Es cierto que esta situación extrema de sometimiento contra las mujeres no es exclusiva de Afganistán y que se repite dramáticamente en cualquier lugar del planeta como resultado de la imposición patriarcal que se arrastra desde la noche de los tiempos y que podemos comprobar, con vergüenza, que aún se padece dramáticamente en pleno siglo XXI, siendo además, en este caso, doblemente agravado por el fanatismo religioso en el que ellas quedan relegadas, con toda crudeza, a una vida de sometimiento y opresión insufribles.

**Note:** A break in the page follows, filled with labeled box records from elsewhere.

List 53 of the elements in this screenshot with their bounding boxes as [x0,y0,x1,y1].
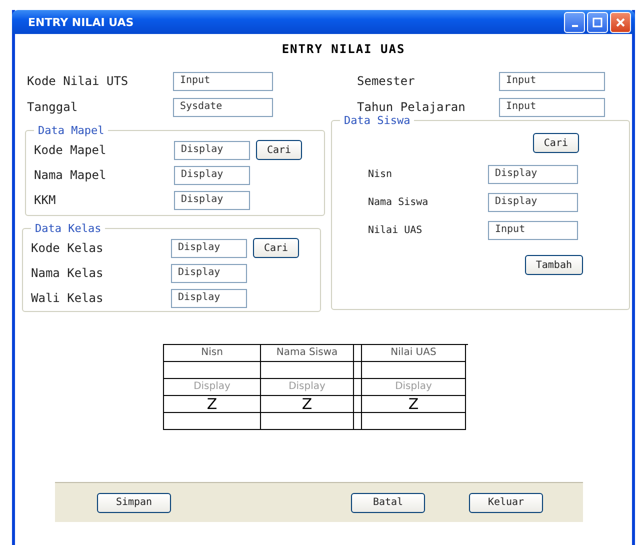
maximize-icon [592,16,603,28]
table-cell: Z [261,396,354,413]
table-cell: Z [164,396,261,413]
column-header: Nisn [164,345,261,362]
field-label: Wali Kelas [31,291,104,305]
minimize-button[interactable] [564,12,585,32]
input-field[interactable]: Sysdate [173,98,273,116]
group-title: Data Siswa [343,114,412,127]
field-label: Nisn [368,168,394,180]
field-label: Nama Kelas [31,266,104,280]
table-cell: Display [362,379,466,396]
input-field[interactable]: Input [499,98,605,116]
search-button[interactable]: Cari [532,133,579,153]
table-cell: Display [261,379,354,396]
column-header: Nama Siswa [261,345,354,362]
input-field[interactable]: Input [488,220,578,240]
window-title: ENTRY NILAI UAS [28,16,135,28]
field-label: Nama Siswa [368,196,430,208]
group-title: Data Mapel [37,124,106,137]
display-field[interactable]: Display [174,140,250,160]
display-field[interactable]: Display [171,288,247,308]
table-cell: Z [362,396,466,413]
action-button[interactable]: Simpan [97,492,171,512]
minimize-icon [572,25,578,27]
search-button[interactable]: Cari [256,140,302,160]
field-label: Nilai UAS [368,224,424,236]
table-cell: Display [164,379,261,396]
form-heading: ENTRY NILAI UAS [280,42,406,56]
display-field[interactable]: Display [174,166,250,184]
group-title: Data Kelas [34,222,102,235]
action-button[interactable]: Keluar [469,492,543,512]
field-label: Nama Mapel [34,168,108,182]
close-icon [615,16,626,28]
close-button[interactable] [610,12,631,32]
field-label: Kode Kelas [31,241,104,255]
field-label: KKM [34,193,57,207]
input-field[interactable]: Input [499,72,605,90]
input-field[interactable]: Input [173,72,273,90]
column-header: Nilai UAS [362,345,466,362]
field-label: Semester [357,74,416,88]
field-label: Tanggal [27,100,79,114]
add-button[interactable]: Tambah [524,255,583,275]
display-field[interactable]: Display [171,238,247,258]
display-field[interactable]: Display [488,192,578,212]
field-label: Kode Mapel [34,143,108,157]
maximize-button[interactable] [587,12,608,32]
display-field[interactable]: Display [171,264,247,282]
display-field[interactable]: Display [488,164,578,184]
display-field[interactable]: Display [174,190,250,210]
action-button[interactable]: Batal [351,492,425,512]
search-button[interactable]: Cari [253,238,300,258]
field-label: Kode Nilai UTS [27,74,130,88]
field-label: Tahun Pelajaran [357,100,466,114]
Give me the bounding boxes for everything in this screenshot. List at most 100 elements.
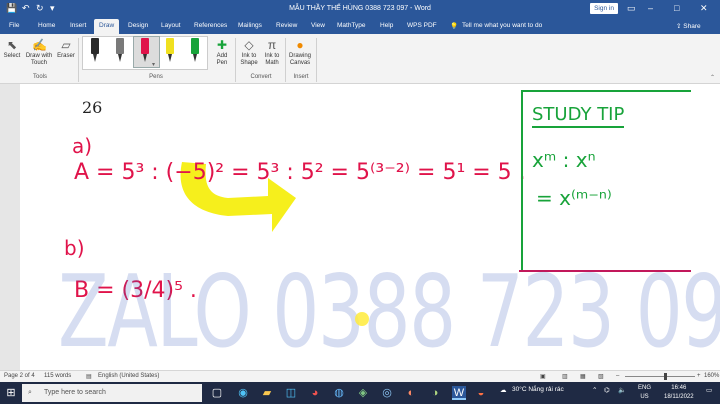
- highlighter-yellow[interactable]: [166, 38, 174, 64]
- app-icon[interactable]: ◒: [474, 386, 488, 400]
- store-icon[interactable]: ◫: [284, 386, 298, 400]
- tab-wps-pdf[interactable]: WPS PDF: [407, 22, 437, 29]
- file-explorer-icon[interactable]: ▰: [260, 386, 274, 400]
- print-layout-icon[interactable]: ▦: [580, 373, 586, 380]
- tab-draw[interactable]: Draw: [94, 19, 120, 34]
- ink-to-math-button[interactable]: π Ink to Math: [261, 38, 283, 67]
- app-icon[interactable]: ◈: [356, 386, 370, 400]
- tab-design[interactable]: Design: [128, 22, 148, 29]
- tab-references[interactable]: References: [194, 22, 227, 29]
- eraser-button[interactable]: ▱ Eraser: [55, 38, 77, 60]
- taskbar: ⊞ ⌕ Type here to search ▢ ◉ ▰ ◫ ◕ ◍ ◈ ◎ …: [0, 382, 720, 404]
- plus-icon: ✚: [216, 38, 228, 52]
- select-button[interactable]: ⬉ Select: [3, 38, 21, 60]
- part-a-label: a): [72, 134, 93, 158]
- drawing-canvas-label: Drawing Canvas: [288, 53, 311, 66]
- watermark: ZALO 0388 723 091: [58, 253, 720, 370]
- tab-mathtype[interactable]: MathType: [337, 22, 366, 29]
- divider: [285, 38, 286, 82]
- add-pen-button[interactable]: ✚ Add Pen: [212, 38, 232, 67]
- pi-icon: π: [267, 38, 277, 52]
- eraser-icon: ▱: [61, 38, 71, 52]
- clock[interactable]: 16:46 18/11/2022: [664, 384, 694, 402]
- task-view-icon[interactable]: ▢: [210, 386, 224, 400]
- clock-date: 18/11/2022: [664, 394, 694, 400]
- ribbon-display-icon[interactable]: ▭: [627, 3, 636, 14]
- word-icon[interactable]: W: [452, 386, 466, 400]
- pen-black[interactable]: [91, 38, 99, 64]
- tell-me-search[interactable]: Tell me what you want to do: [462, 22, 542, 29]
- tab-layout[interactable]: Layout: [161, 22, 181, 29]
- clock-time: 16:46: [671, 385, 687, 391]
- page-indicator[interactable]: Page 2 of 4: [4, 373, 35, 379]
- search-placeholder: Type here to search: [44, 389, 106, 396]
- proofing-icon[interactable]: ▤: [86, 373, 92, 380]
- weather-icon[interactable]: ☁: [500, 386, 507, 394]
- minimize-icon[interactable]: –: [648, 3, 653, 14]
- divider: [78, 38, 79, 82]
- ink-to-math-label: Ink to Math: [264, 53, 280, 66]
- drawing-canvas-button[interactable]: ● Drawing Canvas: [287, 38, 313, 67]
- language-indicator[interactable]: English (United States): [98, 373, 159, 379]
- pencil-gray[interactable]: [116, 38, 124, 64]
- read-mode-icon[interactable]: ▥: [562, 373, 568, 380]
- weather-status[interactable]: 30°C Nắng rải rác: [512, 386, 564, 393]
- collapse-ribbon-icon[interactable]: ⌃: [710, 74, 715, 81]
- add-pen-label: Add Pen: [216, 53, 228, 66]
- edge-browser-icon[interactable]: ◉: [236, 386, 250, 400]
- app-icon[interactable]: ◐: [404, 386, 418, 400]
- zoom-in-icon[interactable]: +: [697, 373, 701, 379]
- eraser-label: Eraser: [57, 53, 75, 59]
- tab-mailings[interactable]: Mailings: [238, 22, 262, 29]
- sign-in-button[interactable]: Sign in: [590, 3, 618, 14]
- exercise-number: 26: [82, 98, 103, 117]
- app-icon[interactable]: ◑: [428, 386, 442, 400]
- word-count[interactable]: 115 words: [44, 373, 71, 379]
- touch-draw-icon: ✍: [32, 38, 47, 52]
- notifications-icon[interactable]: ▭: [706, 386, 712, 394]
- study-tip-result: = x⁽ᵐ⁻ⁿ⁾: [536, 186, 612, 210]
- draw-with-touch-button[interactable]: ✍ Draw with Touch: [24, 38, 54, 67]
- chevron-down-icon[interactable]: ▾: [152, 61, 155, 68]
- zoom-level[interactable]: 160%: [704, 373, 719, 379]
- tab-home[interactable]: Home: [38, 22, 55, 29]
- tab-help[interactable]: Help: [380, 22, 393, 29]
- status-bar: Page 2 of 4 115 words ▤ English (United …: [0, 370, 720, 382]
- input-language-code: ENG: [638, 385, 652, 391]
- maximize-icon[interactable]: □: [674, 3, 679, 14]
- tray-chevron-icon[interactable]: ⌃: [592, 386, 597, 394]
- focus-icon[interactable]: ▣: [540, 373, 546, 380]
- tab-review[interactable]: Review: [276, 22, 297, 29]
- share-button[interactable]: ⇪ Share: [676, 22, 701, 30]
- input-language[interactable]: ENG US: [638, 384, 651, 402]
- tab-view[interactable]: View: [311, 22, 325, 29]
- taskbar-search[interactable]: ⌕ Type here to search: [22, 384, 202, 402]
- chrome-icon[interactable]: ◕: [308, 386, 322, 400]
- divider: [235, 38, 236, 82]
- tab-insert[interactable]: Insert: [70, 22, 86, 29]
- group-insert-label: Insert: [293, 74, 309, 80]
- volume-icon[interactable]: 🔈: [618, 386, 626, 394]
- windows-start-icon[interactable]: ⊞: [4, 386, 18, 400]
- app-icon[interactable]: ◎: [380, 386, 394, 400]
- tab-file[interactable]: File: [9, 22, 19, 29]
- ink-to-shape-label: Ink to Shape: [240, 53, 258, 66]
- pen-pink[interactable]: [141, 38, 149, 64]
- divider: [316, 38, 317, 82]
- ribbon-tabs: File Home Insert Draw Design Layout Refe…: [0, 18, 720, 34]
- share-label: Share: [683, 23, 701, 30]
- zoom-slider[interactable]: [625, 376, 695, 377]
- close-icon[interactable]: ✕: [700, 3, 708, 14]
- zalo-icon[interactable]: ◍: [332, 386, 346, 400]
- select-label: Select: [3, 53, 21, 59]
- web-layout-icon[interactable]: ▧: [598, 373, 604, 380]
- lightbulb-icon: 💡: [450, 23, 459, 30]
- zoom-slider-handle[interactable]: [664, 373, 667, 380]
- shapes-icon: ◇: [244, 38, 254, 52]
- pen-green[interactable]: [191, 38, 199, 64]
- ink-to-shape-button[interactable]: ◇ Ink to Shape: [238, 38, 260, 67]
- group-tools-label: Tools: [32, 74, 47, 80]
- search-icon: ⌕: [28, 389, 32, 396]
- zoom-out-icon[interactable]: –: [616, 373, 619, 379]
- network-icon[interactable]: ⌬: [604, 386, 610, 394]
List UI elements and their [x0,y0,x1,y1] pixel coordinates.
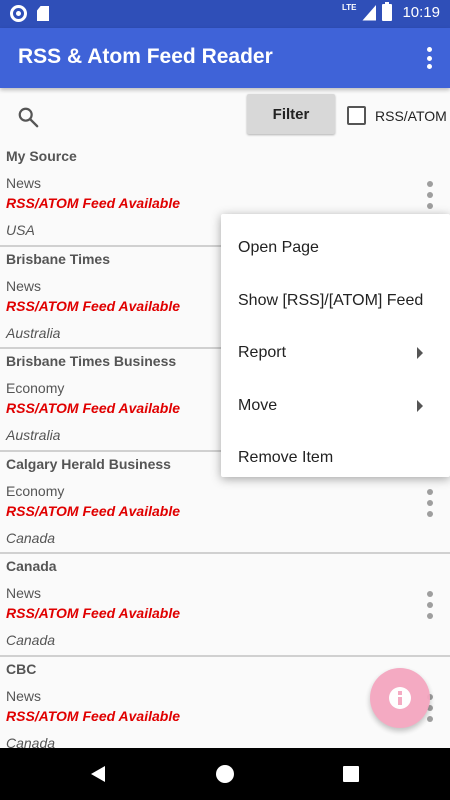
lte-signal-icon [362,4,377,21]
feed-status: RSS/ATOM Feed Available [6,400,181,416]
item-more-icon[interactable] [426,488,434,517]
feed-name: Brisbane Times Business [6,353,177,369]
menu-item-label: Report [238,344,287,362]
overflow-menu-icon[interactable] [426,47,432,69]
rss-atom-checkbox[interactable] [347,106,366,125]
feed-category: Economy [6,380,65,396]
notification-circle-icon [10,5,27,22]
rss-atom-checkbox-label: RSS/ATOM [375,108,447,124]
status-clock: 10:19 [402,4,440,21]
navigation-bar [0,748,450,800]
feed-country: USA [6,222,35,238]
menu-item-remove-item[interactable]: Remove Item [221,432,450,485]
feed-category: News [6,277,42,294]
feed-category: News [6,175,42,191]
feed-name: My Source [6,148,77,164]
status-right-icons: LTE 10:19 [341,2,440,21]
info-fab-button[interactable] [370,668,430,728]
list-item[interactable]: Canada News RSS/ATOM Feed Available Cana… [0,554,450,657]
feed-category: News [6,687,42,704]
app-title: RSS & Atom Feed Reader [18,45,273,68]
recents-icon[interactable] [343,766,359,782]
feed-category: News [6,585,42,601]
menu-item-report[interactable]: Report [221,327,450,380]
home-icon[interactable] [216,765,234,783]
submenu-arrow-icon [417,399,423,412]
feed-status: RSS/ATOM Feed Available [6,707,181,724]
status-bar: LTE 10:19 [0,0,450,28]
item-more-icon[interactable] [426,181,434,209]
feed-status: RSS/ATOM Feed Available [6,605,181,621]
feed-name: Calgary Herald Business [6,455,171,472]
menu-item-move[interactable]: Move [221,380,450,433]
feed-country: Australia [6,324,61,341]
search-icon[interactable] [17,106,39,128]
feed-country: Canada [6,632,56,648]
app-bar: RSS & Atom Feed Reader [0,28,450,88]
menu-item-label: Show [RSS]/[ATOM] Feed [238,291,424,309]
network-type-label: LTE [341,3,357,12]
feed-name: Canada [6,558,57,574]
item-more-icon[interactable] [426,591,434,619]
menu-item-show-feed[interactable]: Show [RSS]/[ATOM] Feed [221,275,450,328]
feed-status: RSS/ATOM Feed Available [6,502,181,519]
back-icon[interactable] [91,766,105,782]
feed-name: CBC [6,660,37,677]
feed-country: Australia [6,427,61,443]
menu-item-label: Remove Item [238,449,334,467]
battery-icon [382,2,393,21]
filter-toolbar: Filter RSS/ATOM [0,88,450,144]
menu-item-label: Move [238,396,278,414]
sd-card-icon [37,6,49,21]
feed-name: Brisbane Times [6,250,111,267]
feed-country: Canada [6,529,56,546]
filter-button[interactable]: Filter [247,94,335,134]
info-icon [389,687,411,709]
menu-item-label: Open Page [238,239,319,257]
feed-category: Economy [6,482,65,499]
status-left-icons [10,5,49,22]
feed-status: RSS/ATOM Feed Available [6,297,181,314]
submenu-arrow-icon [417,347,423,359]
menu-item-open-page[interactable]: Open Page [221,222,450,275]
feed-status: RSS/ATOM Feed Available [6,195,181,211]
context-menu: Open Page Show [RSS]/[ATOM] Feed Report … [221,214,450,477]
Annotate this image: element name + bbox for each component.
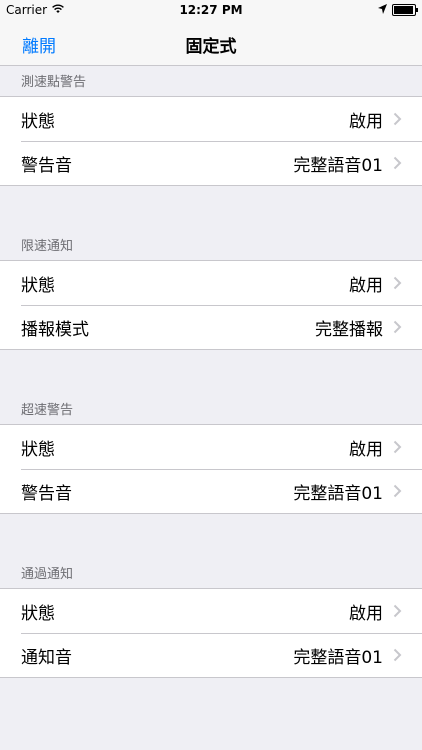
- chevron-right-icon: [393, 320, 402, 334]
- row-value: 完整播報: [315, 319, 383, 340]
- row-value: 完整語音01: [293, 155, 383, 176]
- row-label: 狀態: [21, 111, 55, 132]
- setting-row-alert-sound[interactable]: 警告音 完整語音01: [0, 141, 422, 185]
- settings-group: 狀態 啟用 警告音 完整語音01: [0, 424, 422, 514]
- setting-row-status[interactable]: 狀態 啟用: [0, 261, 422, 305]
- row-label: 警告音: [21, 483, 72, 504]
- chevron-right-icon: [393, 156, 402, 170]
- row-value: 完整語音01: [293, 483, 383, 504]
- status-right: [378, 3, 418, 17]
- row-label: 警告音: [21, 155, 72, 176]
- settings-group: 狀態 啟用 通知音 完整語音01: [0, 588, 422, 678]
- location-icon: [378, 3, 387, 17]
- row-value: 啟用: [349, 111, 383, 132]
- row-value: 完整語音01: [293, 647, 383, 668]
- navigation-bar: 離開 固定式: [0, 20, 422, 66]
- setting-row-alert-sound[interactable]: 警告音 完整語音01: [0, 469, 422, 513]
- row-label: 通知音: [21, 647, 72, 668]
- setting-row-status[interactable]: 狀態 啟用: [0, 589, 422, 633]
- status-bar: Carrier 12:27 PM: [0, 0, 422, 20]
- status-time: 12:27 PM: [179, 3, 243, 17]
- section-header: 超速警告: [21, 403, 74, 418]
- section-header: 測速點警告: [21, 75, 87, 90]
- section-header: 限速通知: [21, 239, 74, 254]
- setting-row-notify-sound[interactable]: 通知音 完整語音01: [0, 633, 422, 677]
- chevron-right-icon: [393, 440, 402, 454]
- row-label: 狀態: [21, 603, 55, 624]
- row-label: 狀態: [21, 275, 55, 296]
- row-value: 啟用: [349, 603, 383, 624]
- battery-icon: [392, 4, 418, 16]
- chevron-right-icon: [393, 484, 402, 498]
- settings-group: 狀態 啟用 播報模式 完整播報: [0, 260, 422, 350]
- row-label: 狀態: [21, 439, 55, 460]
- page-title: 固定式: [185, 37, 237, 57]
- chevron-right-icon: [393, 604, 402, 618]
- chevron-right-icon: [393, 276, 402, 290]
- setting-row-status[interactable]: 狀態 啟用: [0, 97, 422, 141]
- chevron-right-icon: [393, 112, 402, 126]
- row-value: 啟用: [349, 439, 383, 460]
- section-header: 通過通知: [21, 567, 74, 582]
- settings-group: 狀態 啟用 警告音 完整語音01: [0, 96, 422, 186]
- row-value: 啟用: [349, 275, 383, 296]
- row-label: 播報模式: [21, 319, 89, 340]
- settings-list: 測速點警告 狀態 啟用 警告音 完整語音01 限速通知 狀態 啟用 播報模式 完…: [0, 66, 422, 722]
- chevron-right-icon: [393, 648, 402, 662]
- setting-row-status[interactable]: 狀態 啟用: [0, 425, 422, 469]
- setting-row-broadcast-mode[interactable]: 播報模式 完整播報: [0, 305, 422, 349]
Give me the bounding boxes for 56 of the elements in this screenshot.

Todas las religiones, en particular las religiones monoteístas: Judaísmo, Cristianismo e Islam, han tratado muy mal a las mujeres a lo largo de su historia. El estado de sometimiento, la coacción de su libertad, la negación de derechos, la discriminación en relación a los hombres, el control sistemático que se ejerce sobre ellas, continúa sucediendo en la actualidad en no pocas latitudes. Las mujeres no son un sujeto de derecho, sino un objeto necesario que se utiliza para el placer, para la procreación y para el cuidado de los hijos, y se aparta tras su uso. 

A este respecto, la separación Iglesias/Estado que establecen los países de nuestro entorno como consecuencia de las vicisitudes históricas derivadas de las revoluciones sociales, de la reiterada reivindicación ciudadana y la decimonónica lucha feminista, constituyen un factor diferencial sumamente relevante. En los países de mayoría musulmana, la ley islámica y sus preceptos religiosos, en mayor o menor medida, y no solo en Afganistán, tutelan la vida civil. En países como Arabia Saudí o Irán, por ejemplo, con mayor o menor intensidad, rige la ley islámica y con ella la sistemática discriminación hacía las mujeres. Otro tanto puede decirse de las comunidades ortodoxas judías. Williamsburg, en pleno centro de Brooklyn, en New York, sin ir más lejos, es otro ejemplo.

En todos estos Estados teocráticos encontrarán mujeres confinadas, oprimidas y ocultas bajo vestimentas esperpénticas, sin más porvenir que el matrimonio y la crianza de los hijos, y todo esto bajo el dominio de un dios único y verdadero, hombre, por supuesto, que impone su ley, una ley que, además, es válida para todos y todas, y por toda la eternidad. Solo sus sacerdotes, varones igualmente que su dios, son los únicos capaces de interpretar la ley, conforme a los designios divinos.

No es de recibo admitir, sin más, lo sucedido en Afganiastán. No es fácil, lo sabemos, pero no se puede abandonar a los ciudadanos de ese país a su suerte y olvidarnos de ellos ni, sobre todo, de ellas, de todas esas mujeres y niñas a las que se las aboca a una vida sin futuro, sin ilusiones, sin libertad y sin derechos. Es urgente, ineludible, que la comunidad internacional reaccione, que no les abandonemos, que se les preste el auxilio que todo ser humano merece.